I do not like the dark. I have never liked the dark and I have never overcome the panic I feel when I am left in the darkness. I fill it with every monster I can recall from childhood. I kept waiting for my eyes to adjust and in the meantime tried not to move so the monsters couldn't find me. After a lifetime, finally enough moonlight filled the room so I could find my way down the hall way to my room where I could wake up someone and have them be scared with me.

Nearly two weeks later, Superbowl Trophy in hand, I am finally out of the dark. I have had moments of light of course, but for the most part it has been dark and it has been chaotic. Schedules have been non existent, work has been off the charts and though I have run fast and hard, I have stayed behind. I have stayed weary and I have dreamt the most vivid things. In fact, I have been typical of many who endure a disaster. I just hate being typical. I had complained for several days about the room spinning and the floor feeling like it was moving under my feet. I cannot tell you how irritated I was to discover this too is a typical response to stress. More typical. How very humbling.

The world has changed. The trees are sad, they are broken and twisted. Many of them are dead, there has been much too much damage to save them. Many more look naked and deformed with tops missing, limbs gone. There are utility people everywhere. There are new poles going in all over the places, wires that for weeks have been resting on the ground are being reconnected or replaces. The sound of generators has been replaced with the sound of chainsaws. Yards filled with fallen trees are being cleared and the debris is lining the roadsides. We aren't recovered, but we are recovering and there is a sense of survival when people talk these days. We will be limping for sometime to come. There is much yet to glean from such moments in life, but for now here are a few things I have learned:

Such times truly to bring out the best in people, and also the worst. I have seen grown men cry as they shared opportunities to help others and I have seen people who were so self absorbed that I wanted to scream. I wanted to slap them silly but one is not allowed to confess such things. Why some people radiate good stuff and others do not is more than I can answer. I just know it is true.

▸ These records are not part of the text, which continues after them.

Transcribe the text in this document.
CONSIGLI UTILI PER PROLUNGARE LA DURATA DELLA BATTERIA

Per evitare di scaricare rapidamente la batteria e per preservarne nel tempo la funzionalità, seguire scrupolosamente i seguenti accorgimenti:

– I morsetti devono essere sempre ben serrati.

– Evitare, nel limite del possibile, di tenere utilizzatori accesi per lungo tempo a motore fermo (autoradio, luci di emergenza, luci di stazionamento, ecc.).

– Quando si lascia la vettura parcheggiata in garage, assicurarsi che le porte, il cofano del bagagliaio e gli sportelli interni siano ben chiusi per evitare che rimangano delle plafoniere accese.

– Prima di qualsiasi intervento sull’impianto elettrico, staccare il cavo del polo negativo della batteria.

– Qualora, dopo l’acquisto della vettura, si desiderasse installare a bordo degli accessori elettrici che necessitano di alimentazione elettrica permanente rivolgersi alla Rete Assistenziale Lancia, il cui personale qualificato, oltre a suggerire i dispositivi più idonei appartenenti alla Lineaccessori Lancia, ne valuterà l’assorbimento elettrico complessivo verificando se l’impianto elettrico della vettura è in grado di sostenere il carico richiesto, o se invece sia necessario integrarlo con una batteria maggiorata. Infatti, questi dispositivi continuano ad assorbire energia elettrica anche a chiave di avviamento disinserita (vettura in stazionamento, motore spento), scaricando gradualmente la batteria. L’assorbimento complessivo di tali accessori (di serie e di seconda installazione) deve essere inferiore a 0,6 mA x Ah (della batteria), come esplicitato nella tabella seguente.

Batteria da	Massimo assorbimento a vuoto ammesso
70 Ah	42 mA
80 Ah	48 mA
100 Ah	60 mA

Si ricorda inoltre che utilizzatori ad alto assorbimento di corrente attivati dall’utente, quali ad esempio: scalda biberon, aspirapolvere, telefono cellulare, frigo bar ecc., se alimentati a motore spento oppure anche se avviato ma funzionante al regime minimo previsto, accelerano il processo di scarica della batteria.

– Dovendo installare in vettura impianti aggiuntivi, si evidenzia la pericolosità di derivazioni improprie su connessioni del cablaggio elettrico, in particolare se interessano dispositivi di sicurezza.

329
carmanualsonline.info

Our minds are incredible filters that help us to process enormous amounts of stress and frustrations, fears and failings. God has wired us with His thumbprint and it evidences itself in so many ways. We dream away stuff we cannot deal with in our waking hours and we find wholeness in rest. That's amazing.

God wastes nothing. In the midst of devastation, He uses clean up crews to awaken the interest of people who have left the church years ago. Even in injury, God brings healing. This is grace. How good is that?! Even in death, I saw the gift of new life in a family who lost a mother but found that their needs would be supplied.

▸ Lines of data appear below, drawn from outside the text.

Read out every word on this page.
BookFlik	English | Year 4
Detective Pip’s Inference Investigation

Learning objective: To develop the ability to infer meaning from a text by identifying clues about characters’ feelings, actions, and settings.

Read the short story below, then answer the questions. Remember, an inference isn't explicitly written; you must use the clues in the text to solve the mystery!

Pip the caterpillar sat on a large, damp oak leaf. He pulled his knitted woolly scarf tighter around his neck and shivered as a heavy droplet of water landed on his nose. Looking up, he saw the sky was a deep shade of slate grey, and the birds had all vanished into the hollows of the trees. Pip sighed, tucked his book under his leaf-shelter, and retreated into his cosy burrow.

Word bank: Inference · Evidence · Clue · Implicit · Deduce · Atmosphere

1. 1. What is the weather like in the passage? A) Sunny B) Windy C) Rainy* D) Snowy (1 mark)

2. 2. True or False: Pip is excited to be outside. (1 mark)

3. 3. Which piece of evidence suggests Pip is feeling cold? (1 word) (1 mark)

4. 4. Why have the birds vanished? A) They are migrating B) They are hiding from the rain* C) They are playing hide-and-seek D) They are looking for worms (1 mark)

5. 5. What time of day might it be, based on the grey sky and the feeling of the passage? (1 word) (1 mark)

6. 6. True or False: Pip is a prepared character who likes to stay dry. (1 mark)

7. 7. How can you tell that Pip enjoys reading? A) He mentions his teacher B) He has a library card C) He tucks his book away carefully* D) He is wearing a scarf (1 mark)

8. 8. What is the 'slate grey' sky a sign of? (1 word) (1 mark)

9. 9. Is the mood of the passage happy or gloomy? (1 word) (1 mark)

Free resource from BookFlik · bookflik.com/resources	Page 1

Even in hopelessness, a small ray remains. God nurtures the seeds of hope inside of us, so even when we feel that no hope remains, somehow we find that is has. Even in complete darkness, if you stand still long enough some tiny bit of light will find it's way in. I know this for a fact. And if you will wait for it, trusting in the darkness you will find light, you can eat the cookie. It's all about light, and a little about cookies.